The financial group somewhat stabilized this week as the XLF rose .9%, the fourth best weekly showing of of the 11 major S&P sectors (the three best actors by far were very defensive in nature with the XLP, XLRE and XLU all advancing 4.4, 3.3 and 3.1% respectively as the chart below states). Both the bulls and bears can take something away from its as the bulls will point to the inability to force the ETF lower after the prior week slumped 5.6% on huge volume. The bears would acknowledge it was a very lackluster response. A bevy of earnings came forth recently and the first few were praised as JPM and BAC reported but they were unable to CLOSE firm after a nice early response with the losses coming in at 1.1 and 1.9%. On 10/16 however MS and GS had those initial gains stick and finished sturdy up 5.7 and 3% respectively. The XLF is now 12% off most recent 52 week highs, and my feeling last week is the same which is tread carefully of the space until the ETF can clear 30. Of course that is more than 10% away so patience should be the name of the game and trading smaller than normal size.
Interest Rates Not Giving Banks a Boost?
The big question that must be on investors minds who focus on the finnies is why they can not rally when it seems like everyone knows interest rate rises are almost a certainty? The Fed declared that this week, in spite of Trump declaring his unhappiness with it. Of course the Fed can do that directly as they have stated that is their motive going forward, but it will have indirect forces behind it as well. Many believe the markets themselves dictate interest rate movements, and the TNX broke above a cup with handle trigger near 3.10 on a huge day on 10/3, and came close to retesting it last week and held firm. The greenback seems like it wants to keep climbing upward and that should lead to higher interest rates too, as capital flows to where it is treated best. Most likely that will force down emerging markets as well, although the chart below shows a bit of positive divergence as RSI makes higher lows with PRICE not cooperating until this past week.
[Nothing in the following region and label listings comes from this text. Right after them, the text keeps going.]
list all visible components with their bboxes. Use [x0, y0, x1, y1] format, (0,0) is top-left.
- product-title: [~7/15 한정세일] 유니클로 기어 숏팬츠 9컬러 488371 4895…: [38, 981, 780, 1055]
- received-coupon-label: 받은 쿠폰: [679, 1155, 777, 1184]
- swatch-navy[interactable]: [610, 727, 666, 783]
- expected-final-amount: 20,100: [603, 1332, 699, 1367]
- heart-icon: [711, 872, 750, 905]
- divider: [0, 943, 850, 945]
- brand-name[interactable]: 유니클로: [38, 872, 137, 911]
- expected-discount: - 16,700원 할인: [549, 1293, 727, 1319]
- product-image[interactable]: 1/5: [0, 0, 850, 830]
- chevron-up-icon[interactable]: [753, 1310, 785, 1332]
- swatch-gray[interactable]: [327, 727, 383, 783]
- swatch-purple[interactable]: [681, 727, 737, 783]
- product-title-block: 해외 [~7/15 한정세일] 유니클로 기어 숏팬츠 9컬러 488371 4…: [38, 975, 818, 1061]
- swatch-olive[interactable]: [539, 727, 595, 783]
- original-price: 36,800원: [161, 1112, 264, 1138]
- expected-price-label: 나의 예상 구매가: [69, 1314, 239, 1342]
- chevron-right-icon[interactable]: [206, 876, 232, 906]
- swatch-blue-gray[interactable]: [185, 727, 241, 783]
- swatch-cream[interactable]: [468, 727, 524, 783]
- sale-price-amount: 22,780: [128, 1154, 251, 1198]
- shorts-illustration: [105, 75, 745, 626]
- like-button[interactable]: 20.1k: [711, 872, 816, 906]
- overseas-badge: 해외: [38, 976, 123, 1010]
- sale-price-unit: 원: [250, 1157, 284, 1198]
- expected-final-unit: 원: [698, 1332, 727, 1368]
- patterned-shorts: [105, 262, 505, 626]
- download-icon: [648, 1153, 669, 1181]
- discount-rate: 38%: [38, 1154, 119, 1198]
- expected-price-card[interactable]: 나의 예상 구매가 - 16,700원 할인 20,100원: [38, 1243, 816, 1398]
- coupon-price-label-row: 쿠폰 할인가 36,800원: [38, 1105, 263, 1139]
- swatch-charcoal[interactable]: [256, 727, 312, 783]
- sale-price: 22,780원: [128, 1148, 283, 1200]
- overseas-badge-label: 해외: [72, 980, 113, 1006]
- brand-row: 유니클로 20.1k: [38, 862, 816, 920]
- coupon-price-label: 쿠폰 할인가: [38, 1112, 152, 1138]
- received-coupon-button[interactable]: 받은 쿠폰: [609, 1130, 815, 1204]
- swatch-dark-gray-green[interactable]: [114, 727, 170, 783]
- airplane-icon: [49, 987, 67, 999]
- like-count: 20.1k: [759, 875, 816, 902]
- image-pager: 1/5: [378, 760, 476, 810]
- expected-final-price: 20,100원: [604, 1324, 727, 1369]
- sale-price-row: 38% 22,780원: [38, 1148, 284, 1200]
The asset manager plays seem to be under pressure, and when you have leaders like AB that sports a dividend yield of 9%, that should make anyone nervous. VALU is also a general in the subsector, but trades in an extremely illiquid manner, but give it credit for trading near a 25.65 cup base trigger in a pattern that began way back in December of 2016. Below is the chart of peer TROW and how it was presented in our Financial Report on 10/10. It is finding support at the very round 100 number the last 2 weeks, but is that comfort transitory? It now trades in bear market mode down 21% from most recent 52 week highs. It has dropped in value 13 of the last 19 weeks, and 3 of the advancing weeks rose less than 1%. TROW is now back to the February lows and a break underneath 100 would be a rounded top pattern breakdown with a measured move to 73.